Chi ha conosciuto, per nascita e/o per frequentazione, la vita di paese fino a non molti decenni fa, certo rammenta che nelle piccole comunità, da bambini, non si aveva la percezione di vivere in una società divisa in classi.
I veramente poveri erano pochissimi e i veramente ricchi ancor meno e per giunta risultavano non immediatamente identificabili, dato che vivevano per lo più in città anche se in paese possedevano case e terreni. Ma se anche vivevano in paese, non si distinguevano per usi e costumi dagli altri paesani. Regnava ovunque la parsimonia e scarsa era l’ostentazione della ricchezza.
I bambini si mescolavano senza distinzioni a scuola e nel tempo libero, passato a scorrazzare per prati e boschi o al campo sportivo o nelle attività legate alla chiesa e all’oratorio.
Tutti vivevano coi loro genitori e i nonni e tutti ricevevano, più o meno, la stessa razione di attenzioni e di calci nel sedere, quando non erano svelti ad evitarli. E tutto il paese era un laboratorio aperto a tutti: ci si poteva unire ai contadini quando aravano e seminavano e raccoglievano, o andare alle cave a curiosare ricavandone in genere urla e strepiti di chi si preoccupava che non ci si cacciasse nei pericoli. Oppure si andava nelle stalle a veder mungere le mucche o strigliare i cavalli. Si era un po’ figli di tutti e nessuno aveva la sensazione d’essere figlio di nessuno.
Così, ordinato e felice appariva il mondo.
Ma poi, piano piano, trapelavano notizie, intuizioni, che alla fine, messe insieme, andavano a formare un mosaico dalle tinte forti e dai contenuti sconcertanti.
Come quando s’intuì, confusamente, che un figlio si poteva anche non volere, tanto da impedirgli di nascere, come si diceva che avesse fatto la Santina che in gioventù aveva avuto un figlio che però non aveva avuto, insomma non l’aveva fatto nascere perché non era ancora sposata.

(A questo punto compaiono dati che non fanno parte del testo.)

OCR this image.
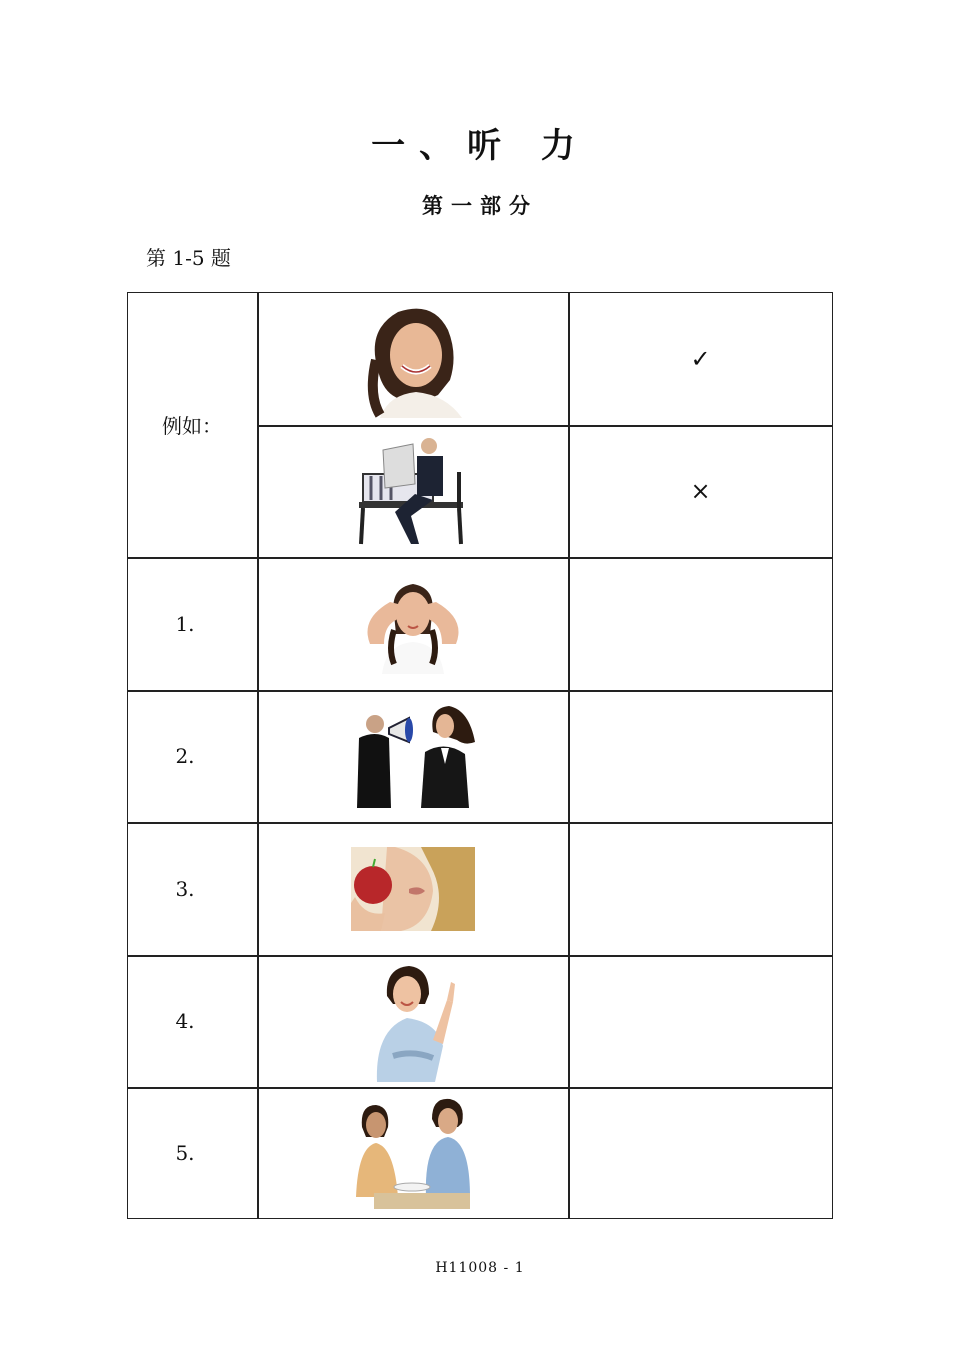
一、听 力
第一部分
第 1-5 题
例如：
✓
×
1.
2.
3.
4.
5.
H11008 - 1
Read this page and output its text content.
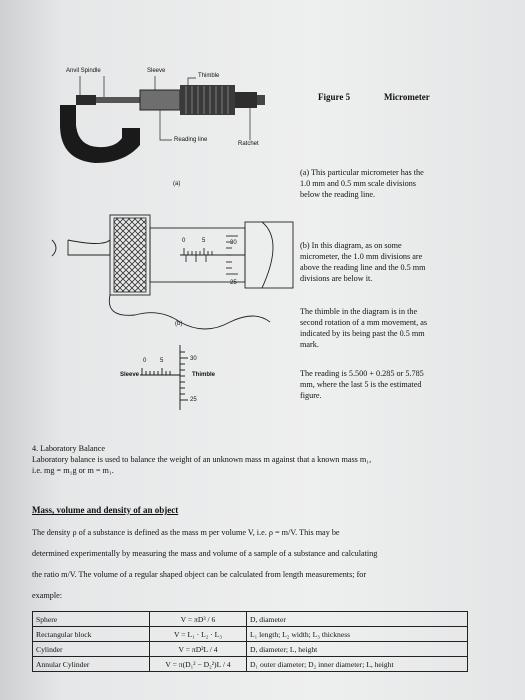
Anvil Spindle	Sleeve
Thimble
Reading line
Ratchet
(a)
Figure 5	Micrometer
0	5	30
25
(b)
0 5	30
25
Sleeve	Thimble
(a) This particular micrometer has the
1.0 mm and 0.5 mm scale divisions
below the reading line.
(b) In this diagram, as on some
micrometer, the 1.0 mm divisions are
above the reading line and the 0.5 mm
divisions are below it.
The thimble in the diagram is in the
second rotation of a mm movement, as
indicated by its being past the 0.5 mm
mark.
The reading is 5.500 + 0.285 or 5.785
mm, where the last 5 is the estimated
figure.
4. Laboratory Balance
Laboratory balance is used to balance the weight of an unknown mass m against that a known mass m₁,
i.e. mg = m₁g or m = m₁.
Mass, volume and density of an object
The density ρ of a substance is defined as the mass m per volume V, i.e. ρ = m/V. This may be
determined experimentally by measuring the mass and volume of a sample of a substance and calculating
the ratio m/V. The volume of a regular shaped object can be calculated from length measurements; for
example:
Sphere	V = πD³ / 6	D, diameter
Rectangular block	V = L₁ · L₂ · L₃	L₁ length; L₂ width; L₃ thickness
Cylinder	V = πD²L / 4	D, diameter; L, height
Annular Cylinder	V = π(D₁² − D₂²)L / 4	D₁ outer diameter; D₂ inner diameter; L, height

O come quando, gradualmente, a tocchi e bocconi, emerse la storia vera della Carolina, una vicina di casa classe 1912, che quando ancora non aveva due anni, fu abbandonata da suo padre, partito per le Americhe e ben presto là scomparso senza dar più notizia di sé, pare convolato a nuove nozze nella felice terra delle libertà. Così, di colpo, la verità vera si faceva strada mostrando un mondo tutt’altro che rassicurante. La Carolina, che ben presto perse sia il fratello maggiore che la madre e rimase sola al mondo, crebbe comunque sana e bella, affidata alle cure di una zia, che appena possibile la mise a servizio da certi signori. Non ebbe comunque mai una sua famiglia, per quanto non le mancassero i corteggiatori e fosse pacata di carattere, azzurra di sguardo e agile e flessuosa nel ballo del sabato sera. “Né fiöö né cagnöö”, ripeteva, poiché date le esperienze durissime della sua vita, che pure non le avevano intristito il carattere, ma certo fornito ammaestramenti, non voleva correre il rischio d’un investimento amoroso che avrebbe potuto rivelarsi, presto o tardi, fallimentare.
Quindi né bambini né cagnolini, ma una quieta vita da single.
Lucida scelta, per lei. Quasi incomprensibile, per gli altri.